KUALA LUMPUR - Singapore and Malaysia should multiply the opportunities for their young people to build relationships across the Causeway, President Halimah Yacob said on Wednesday.
They will be the future leaders of the countries, and have to believe strongly in the importance of good bilateral relations for mutual growth, benefit and survival, she said.
She added that while ties are close now, people from the current generation in leadership lived through shared history and economy-building, and learnt together the importance of economic and social interdependence.
“But our lived experiences may not be applicable to our young ones... So, we need to provide them with opportunities, with platforms, where they can then acquire these experiences,” said Madam Halimah.
She was speaking to the media at the end of her three-day state visit to Malaysia.
She had been invited by the Malaysian King, Sultan Abdullah Ahmad Shah, following his visit to Singapore last October.
Responding to a question on what young people from both countries can learn from one another, she said that they may have different thoughts from the older generation, and their relationships across the Causeway must be invested in to develop a stronger culture of support and understanding.
For example, there could be more exchange programmes for schoolchildren, which need not be confined only to Kuala Lumpur, but could be extended to different Malaysian states, she suggested.
On the topic of state-level ties, Madam Halimah said the scope of collaboration between both countries could be expanded – not just that between governments, but also in the private sector. The private sector can then look for growth areas in the individual states in Malaysia because they all have different strengths, she added.
The Singapore President also spoke about the importance of strengthening bilateral relations amid a challenging global environment with intensified tensions.
Singapore does not want to be dragged into any side, and so it wants to strengthen its ties with other countries, and also within Asean, said Madam Halimah.
Asean countries can collaborate with one another and be stronger economic partners, given the tremendous potential within the bloc and its close to 700 million people, she added.
The agreements in cyber security and the digital and green economies that the two countries signed during Malaysian Prime Minister Anwar Ibrahim’s visit to Singapore in January could be pathfinders applicable to the rest of Asean, said Madam Halimah.

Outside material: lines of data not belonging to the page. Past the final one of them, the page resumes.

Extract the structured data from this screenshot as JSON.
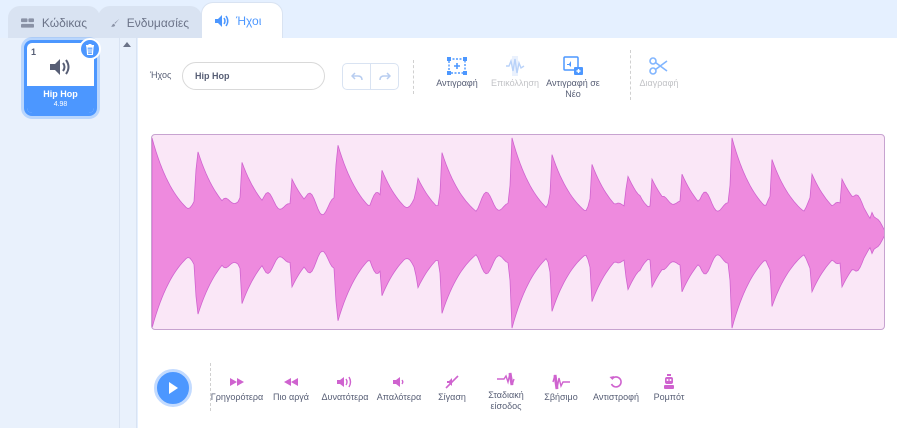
{
  "tabs": [
    {
      "label": "Κώδικας",
      "icon": "code-icon"
    },
    {
      "label": "Ενδυμασίες",
      "icon": "brush-icon"
    },
    {
      "label": "Ήχοι",
      "icon": "speaker-icon"
    }
  ],
  "sound_list": [
    {
      "number": "1",
      "name": "Hip Hop",
      "duration": "4.98"
    }
  ],
  "editor": {
    "name_label": "Ήχος",
    "name_value": "Hip Hop",
    "tools": {
      "copy": "Αντιγραφή",
      "paste": "Επικόλληση",
      "copy_new": "Αντιγραφή σε Νέο",
      "delete": "Διαγραφή"
    },
    "effects": {
      "faster": "Γρηγορότερα",
      "slower": "Πιο αργά",
      "louder": "Δυνατότερα",
      "softer": "Απαλότερα",
      "mute": "Σίγαση",
      "fade_in": "Σταδιακή είσοδος",
      "fade_out": "Σβήσιμο",
      "reverse": "Αντιστροφή",
      "robot": "Ρομπότ"
    }
  },
  "colors": {
    "accent": "#4c97ff",
    "sound_pink": "#cf63cf",
    "wave_fill": "#ee8ade",
    "wave_bg": "#fae7f7"
  }
}
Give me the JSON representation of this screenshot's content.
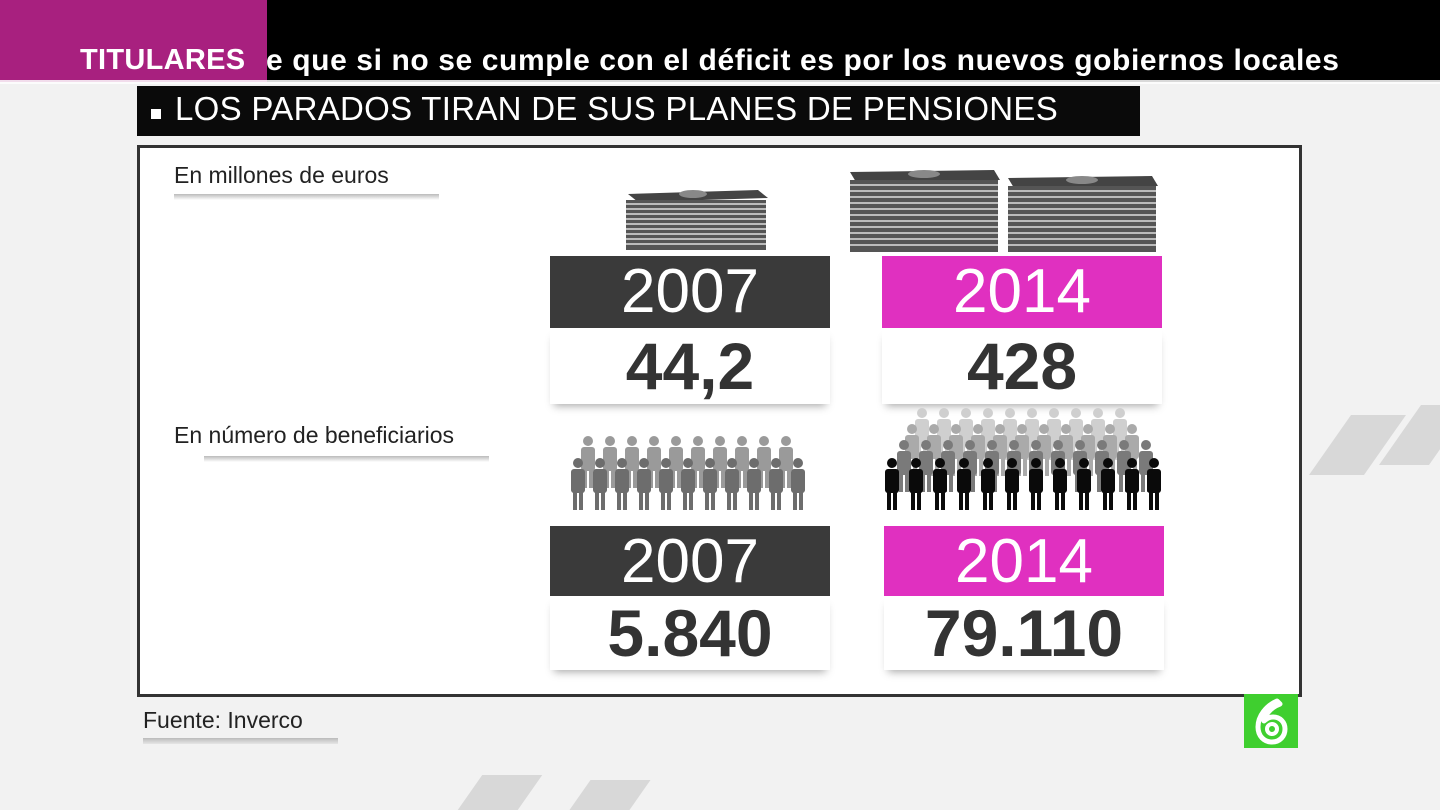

The head of state also spoke about the state of women in politics in Singapore and Malaysia, following her meeting with four female Malaysian politicians on Tuesday evening.
She said that during the discussion, they realised the challenges that women political leaders face are the same everywhere around the world – entrenched stereotypes and fewer opportunities.
“Women should be given a choice as to what they want to do. Then society must trust that women have the ability to understand what is the importance of their contribution, and how to benefit society and their families as well,” she said.
“It is not just the political structure that we need to think about, it is basically the whole of society that needs to have both the individual and collective realisation that women have a role to play, and they can contribute.”
In terms of opportunities, Madam Halimah noted that political parties around the world are largely dominated by men.
“If you want to see more women in politics, there must be a conscious effort, therefore, to suss out potential women leaders to enter politics, and to help them onto the political platforms,” she said, adding that she would like to see more women in politics in Singapore, beyond the 30 per cent of MPs currently.
There is also a need to help women develop and assume leadership positions elsewhere within the economy, to prepare them for a role in politics, she said.
On top of that, there has to be a strong support system for the different functions that women perform, whether in society or at home.
“Whether it is Singapore or elsewhere, women still carry the bulk of the caregiving responsibilities... That really is something that occupies a lot of your time, so we need to provide a really supportive ecosystem if we want to see more women leaders,” she said.
On Wednesday morning, Madam Halimah also met, in her capacity as chancellor of the National University of Singapore, the Sultan of Perak and University of Malaya chancellor Nazrin Shah.
In a Facebook post, Madam Halimah said they reaffirmed the excellent ties between Singapore and Malaysia, including Perak, as well as the close cooperation between both universities.
They also discussed the importance of racial and religious harmony in building cohesive societies, and the imperative for Asean to stay united in the increasingly unpredictable geopolitical environment.
A statement from the Ministry of Foreign Affairs on Wednesday said that the visit reaffirmed the warm and multi-faceted relationship between Singapore and Malaysia, and signalled the commitment of both countries to deepen their longstanding economic, cultural, educational and people-to-people linkages.
It added that the state visit was an excellent opportunity for both sides to take stock of bilateral cooperation and renew the commitment to expand cooperation in a variety of fields to improve the lives of both peoples amid an increasingly uncertain and challenging external environment.